1.5-mile-wide asteroid will ornament the sky on Christmas Eve
“The closest this object will come to Santa and his eight tiny reindeer is about 28 times the distance between Earth and the moon,” Paul Chodas, manager of NASA's Center for Near Earth Object Studies at Jet Propulsion Laboratories (JPL), said in a NASA press release.
Asteroid 2003 SD220, as it is designated, will fly some 6.7 million miles away, and the NASA-captured images of it from this past week are from a comparable distance. From December 17 to December 23, NASA’s Deep Space Network antenna in Goldstone, California took photos of the object no farther than 7.3 million miles away, and the details are remarkable considering where the technology used to be.
"The data acquired during this pass of the asteroid will help us plan for radar imaging during its upcoming closer approach in 2018," Lance Benner of JPL said.
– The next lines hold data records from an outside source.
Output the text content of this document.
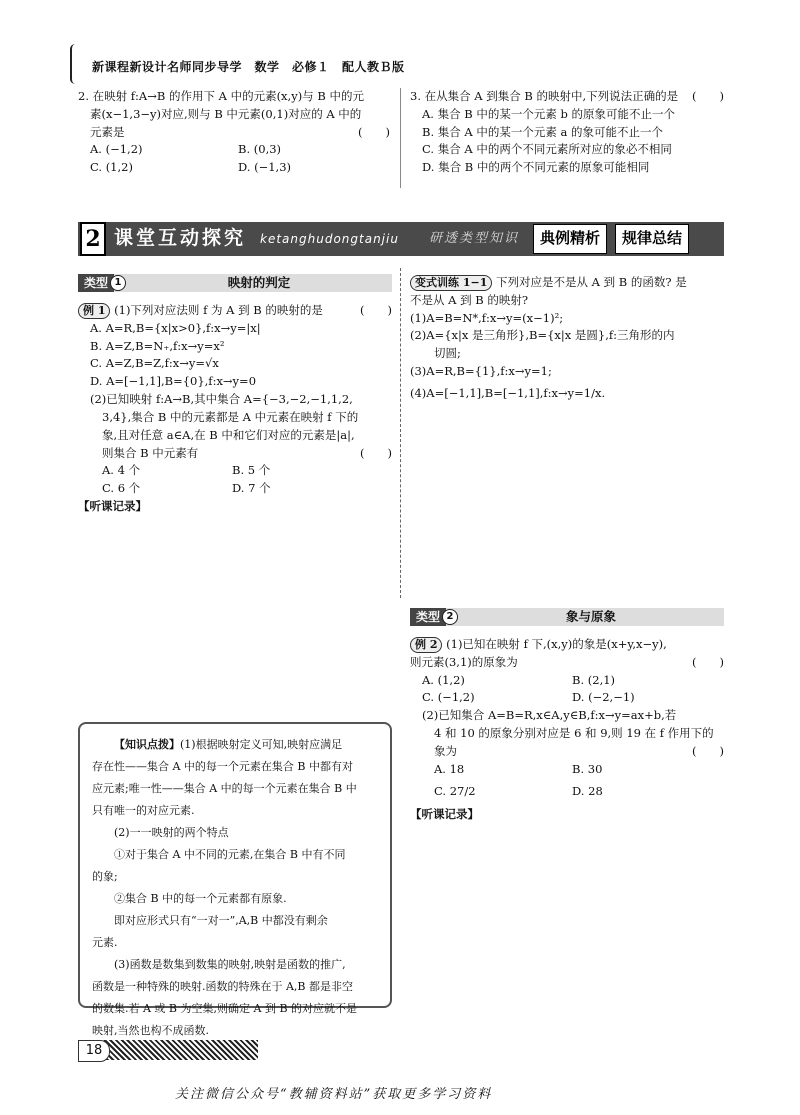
新课程新设计名师同步导学　数学　必修１　配人教Ｂ版
2. 在映射 f:A→B 的作用下 A 中的元素(x,y)与 B 中的元
素(x−1,3−y)对应,则与 B 中元素(0,1)对应的 A 中的
元素是	(　　)
A. (−1,2)	B. (0,3)
C. (1,2)	D. (−1,3)
3. 在从集合 A 到集合 B 的映射中,下列说法正确的是 (　　)
A. 集合 B 中的某一个元素 b 的原象可能不止一个
B. 集合 A 中的某一个元素 a 的象可能不止一个
C. 集合 A 中的两个不同元素所对应的象必不相同
D. 集合 B 中的两个不同元素的原象可能相同
2 课堂互动探究 ketanghudongtanjiu 研透类型知识	典例精析	规律总结
类型 1	映射的判定
例 1 (1)下列对应法则 f 为 A 到 B 的映射的是	(　　)
A. A=R,B={x|x>0},f:x→y=|x|
B. A=Z,B=N₊,f:x→y=x²
C. A=Z,B=Z,f:x→y=√x
D. A=[−1,1],B={0},f:x→y=0
(2)已知映射 f:A→B,其中集合 A={−3,−2,−1,1,2,
3,4},集合 B 中的元素都是 A 中元素在映射 f 下的
象,且对任意 a∈A,在 B 中和它们对应的元素是|a|,
则集合 B 中元素有	(　　)
A. 4 个	B. 5 个
C. 6 个	D. 7 个
【听课记录】
变式训练 1−1 下列对应是不是从 A 到 B 的函数? 是
不是从 A 到 B 的映射?
(1)A=B=N*,f:x→y=(x−1)²;
(2)A={x|x 是三角形},B={x|x 是圆},f:三角形的内
切圆;
(3)A=R,B={1},f:x→y=1;
(4)A=[−1,1],B=[−1,1],f:x→y=1/x.
类型 2	象与原象
例 2 (1)已知在映射 f 下,(x,y)的象是(x+y,x−y),
则元素(3,1)的原象为	(　　)
A. (1,2)	B. (2,1)
C. (−1,2)	D. (−2,−1)
(2)已知集合 A=B=R,x∈A,y∈B,f:x→y=ax+b,若
4 和 10 的原象分别对应是 6 和 9,则 19 在 f 作用下的
象为	(　　)
A. 18	B. 30
C. 27/2	D. 28
【听课记录】
【知识点拨】(1)根据映射定义可知,映射应满足
存在性——集合 A 中的每一个元素在集合 B 中都有对
应元素;唯一性——集合 A 中的每一个元素在集合 B 中
只有唯一的对应元素.
(2)一一映射的两个特点
①对于集合 A 中不同的元素,在集合 B 中有不同
的象;
②集合 B 中的每一个元素都有原象.
即对应形式只有“一对一”,A,B 中都没有剩余
元素.
(3)函数是数集到数集的映射,映射是函数的推广,
函数是一种特殊的映射.函数的特殊在于 A,B 都是非空
的数集.若 A 或 B 为空集,则确定 A 到 B 的对应就不是
映射,当然也构不成函数.
18
关注微信公众号“教辅资料站”获取更多学习资料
Scientists say it will be at least 200 years before the asteroid threatens Earth with an impact that could wipe out a continent. First spotted in 2003, SD220 is now tracking 17.5 miles per second, and scientists believe it fully rotates once a week.
While NASA lists about 1,400 “potentially hazardous asteroids,” they also give a 0.01 percent likelihood of collision in the next century.
If you lack a telescope, Christmas Eve 2015 offers another celestial gift: a full moon. The last Christmas Eve full moon was in 1977, and the next one isn’t for another 19 years.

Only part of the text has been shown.